「W杯常連国となった日本代表の最終予選にはうまみがなくなり番組スポンサーも集まらない。テレビ局側もコロナ禍で予算が大幅削減されサッカーに巨額投入できない。注目が集まる本大会中継を見据えての判断でもあった。最終予選は形式的なものでスムーズに勝つと思っていたら蓋を開ければこの状態。多くのファンは重要度が増したアウェー戦を見守ることができなくなった」(大手広告代理店関係者)

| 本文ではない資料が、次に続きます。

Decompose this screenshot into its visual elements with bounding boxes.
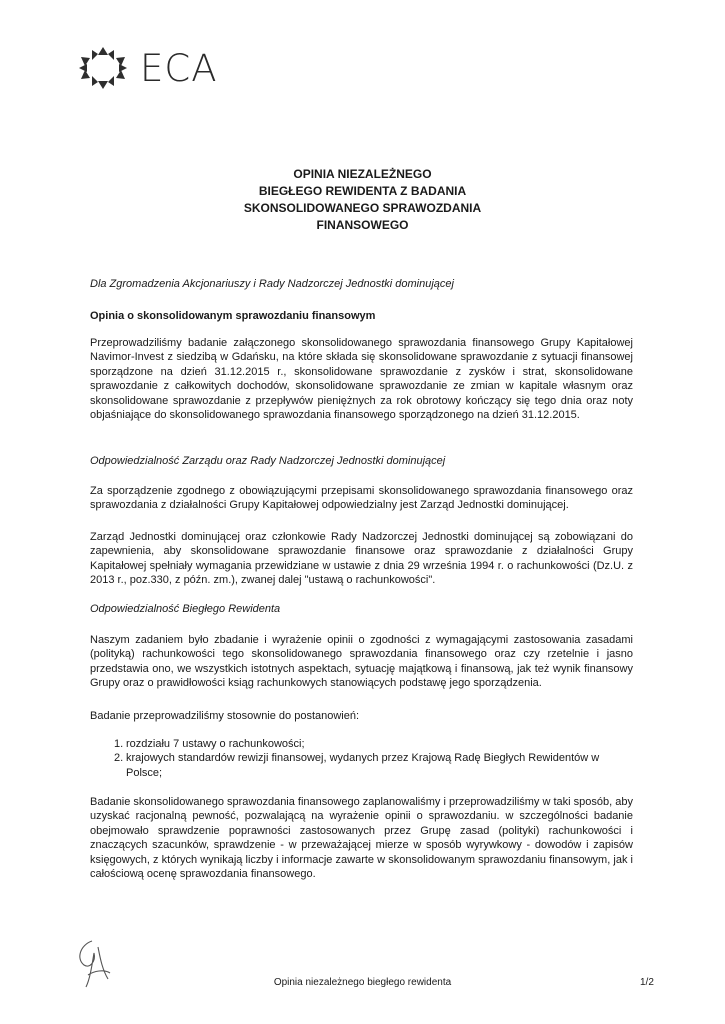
list-text: rozdziału 7 ustawy o rachunkowości; [126,738,305,750]
title-line: BIEGŁEGO REWIDENTA Z BADANIA [258,184,467,198]
paragraph: Badanie skonsolidowanego sprawozdania finansowego zaplanowaliśmy i przeprowadziliśmy w taki sposób, aby uzyskać racjonalną pewność, pozwalającą na wyrażenie opinii o sprawozdaniu. w szczególności badanie obejmowało sprawdzenie poprawności zastosowanych przez Grupę zasad (polityki) rachunkowości i znaczących szacunków, sprawdzenie - w przeważającej mierze w sposób wyrywkowy - dowodów i zapisów księgowych, z których wynikają liczby i informacje zawarte w skonsolidowanym sprawozdaniu finansowym, jak i całościową ocenę sprawozdania finansowego. [90,796,633,881]
title-line: FINANSOWEGO [316,218,409,232]
section-auditor [90,602,633,616]
list-item [90,737,633,751]
paragraph: Naszym zadaniem było zbadanie i wyrażenie opinii o zgodności z wymagającymi zastosowania zasadami (polityką) rachunkowości tego skonsolidowanego sprawozdania finansowego oraz czy rzetelnie i jasno przedstawia ono, we wszystkich istotnych aspektach, sytuację majątkową i finansową, jak też wynik finansowy Grupy oraz o prawidłowości ksiąg rachunkowych stanowiących podstawę jego sporządzenia. [90,634,633,690]
paragraph: Zarząd Jednostki dominującej oraz członkowie Rady Nadzorczej Jednostki dominującej są zobowiązani do zapewnienia, aby skonsolidowane sprawozdanie finansowe oraz sprawozdanie z działalności Grupy Kapitałowej spełniały wymagania przewidziane w ustawie z dnia 29 września 1994 r. o rachunkowości (Dz.U. z 2013 r., poz.330, z późn. zm.), zwanej dalej "ustawą o rachunkowości". [90,531,633,587]
paragraph: Przeprowadziliśmy badanie załączonego skonsolidowanego sprawozdania finansowego Grupy Kapitałowej Navimor-Invest z siedzibą w Gdańsku, na które składa się skonsolidowane sprawozdanie z sytuacji finansowej sporządzone na dzień 31.12.2015 r., skonsolidowane sprawozdanie z zysków i strat, skonsolidowane sprawozdanie z całkowitych dochodów, skonsolidowane sprawozdanie ze zmian w kapitale własnym oraz skonsolidowane sprawozdanie z przepływów pieniężnych za rok obrotowy kończący się tego dnia oraz noty objaśniające do skonsolidowanego sprawozdania finansowego sporządzonego na dzień 31.12.2015. [90,337,633,422]
title-line: OPINIA NIEZALEŻNEGO [293,167,432,181]
addressee-block [90,277,633,291]
section-management-body-2 [90,530,633,588]
paragraph: Za sporządzenie zgodnego z obowiązującymi przepisami skonsolidowanego sprawozdania finansowego oraz sprawozdania z działalności Grupy Kapitałowej odpowiedzialny jest Zarząd Jednostki dominującej. [90,485,633,512]
section-heading: Odpowiedzialność Biegłego Rewidenta [90,603,281,615]
section-auditor-body-1 [90,633,633,691]
section-management [90,454,633,468]
page-number: 1/2 [640,977,654,988]
eca-star-icon [78,46,128,90]
section-heading: Opinia o skonsolidowanym sprawozdaniu finansowym [90,310,376,322]
section-opinion-body [90,336,633,422]
logo-text: ECA [140,46,218,90]
section-management-body-1 [90,484,633,513]
list-number: 2. [114,752,124,765]
regulations-list [90,737,633,780]
title-line: SKONSOLIDOWANEGO SPRAWOZDANIA [243,201,482,215]
list-item [90,751,633,780]
logo [78,46,218,90]
section-heading: Odpowiedzialność Zarządu oraz Rady Nadzorczej Jednostki dominującej [90,455,446,467]
list-number: 1. [114,738,124,750]
paragraph: Badanie przeprowadziliśmy stosownie do postanowień: [90,710,360,722]
addressee: Dla Zgromadzenia Akcjonariuszy i Rady Nadzorczej Jednostki dominującej [90,278,454,290]
list-text: krajowych standardów rewizji finansowej, wydanych przez Krajową Radę Biegłych Rewidentów w Polsce; [126,752,600,779]
section-opinion [90,309,633,323]
footer-text: Opinia niezależnego biegłego rewidenta [273,977,452,988]
section-auditor-body-3 [90,795,633,881]
document-title [0,166,725,234]
section-auditor-body-2 [90,709,633,723]
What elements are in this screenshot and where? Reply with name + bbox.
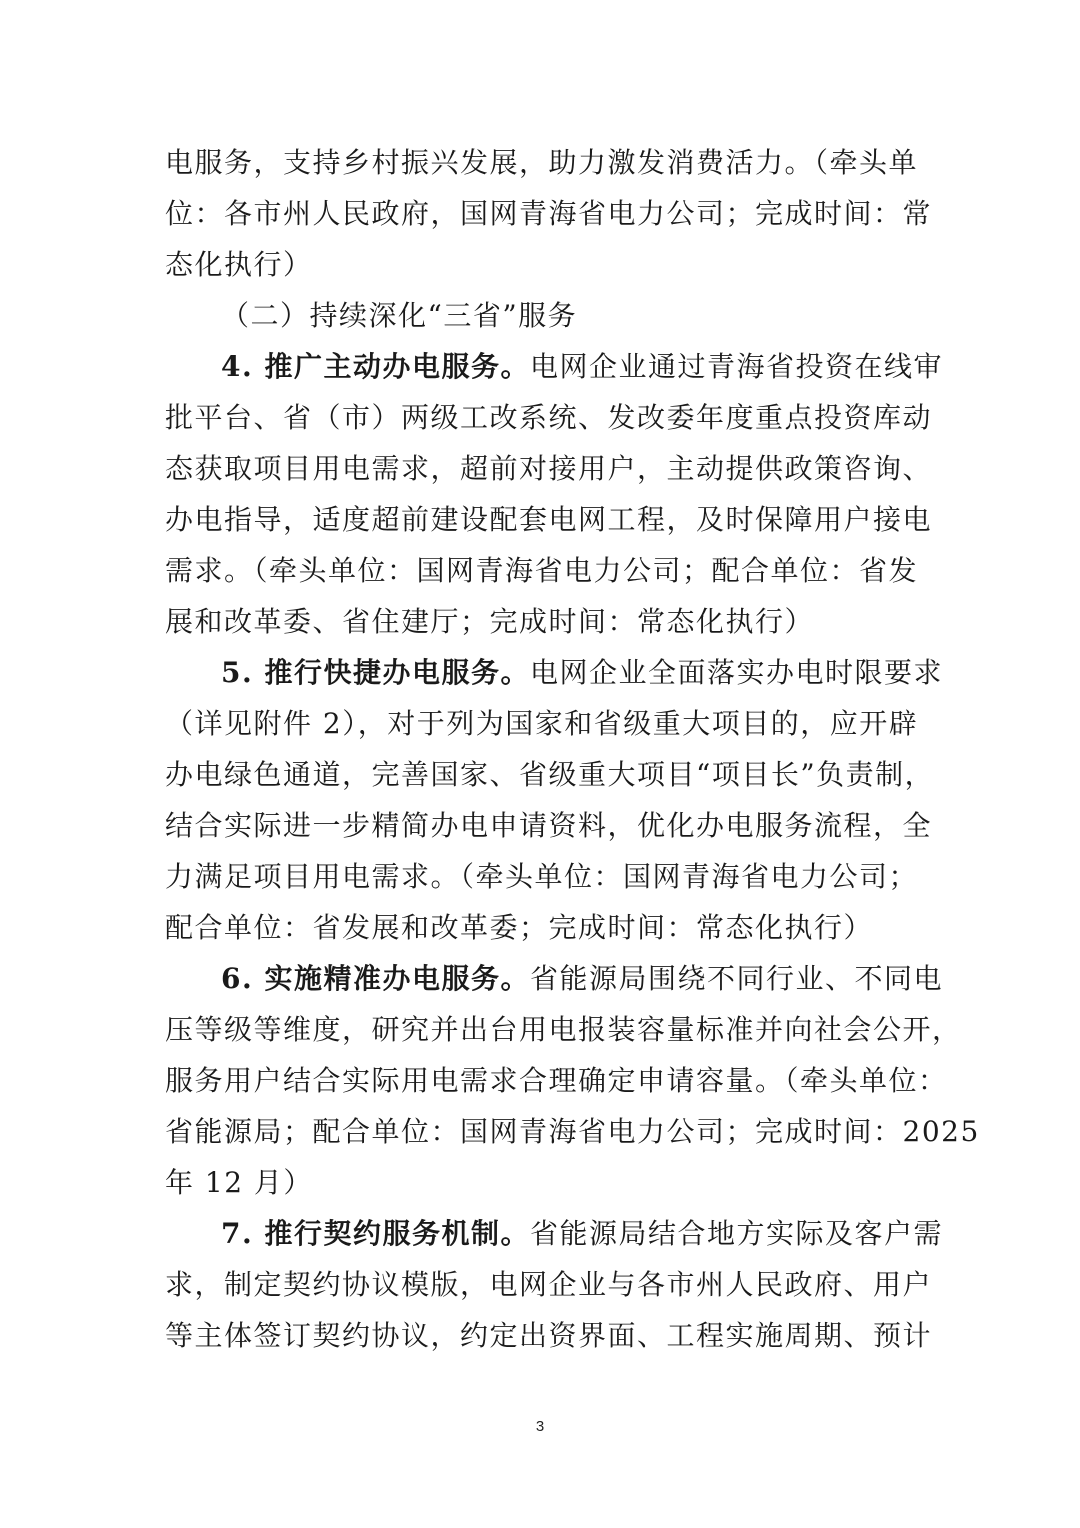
body-line: 年 12 月） bbox=[165, 1166, 313, 1199]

「今予選は絶対有利なホーム初戦をオマーンに0-1で落とした(9月2日)。何があるかわからないことを改めて痛感させられた。今後、アウェー試合を見られないのは国民なら納得いかない。そういった声が多く寄せられ日本サッカー協会も腰を上げたようです。ホーム試合にできるだけ多くの集客をするとともに、アウェー試合の放映権を手に入れてくれるテレビ局を探し始める動きが見られる」(関東キー局スポーツ担当)
森保監督の進退が騒がれたオーストラリア戦では、PCR検査での陰性とワクチン接種済みのファンを対象にJFAシートを追加販売した。表向きは日本政府が実施するワクチン・検査パッケージやQRコード等の技術実証に協力するという大義名分だった。もちろん日本政府への協力の意味もあったのだろうが、ファンの応援を必要とした形にも感じられる。
「JFAシートが設置されたのはバックスタンド2階席という試合中継に映り込みやすい場所。スタジアムが埋まっているように見えれば盛り上がりを伝えられる。テレビ視聴者はもちろんテレビ局、広告代理店側へのアピールもあります。予選は始まっているが、これから先のアウェー試合の放映権を取得してもらいたい意図が見える」(サッカー関連スポーツライター)
DAZNがAFCと全放映権契約をしているが、ホーム試合のテレビ朝日と同じようにDAZNとのバラ売り契約もできる。極端な話、今後のアウェー試合をNHKと民放各社が1試合ずつの持ち回りをすること自体は可能ではある。そのためにも日本代表が盛り上がっていることを証明する必要があったということだ。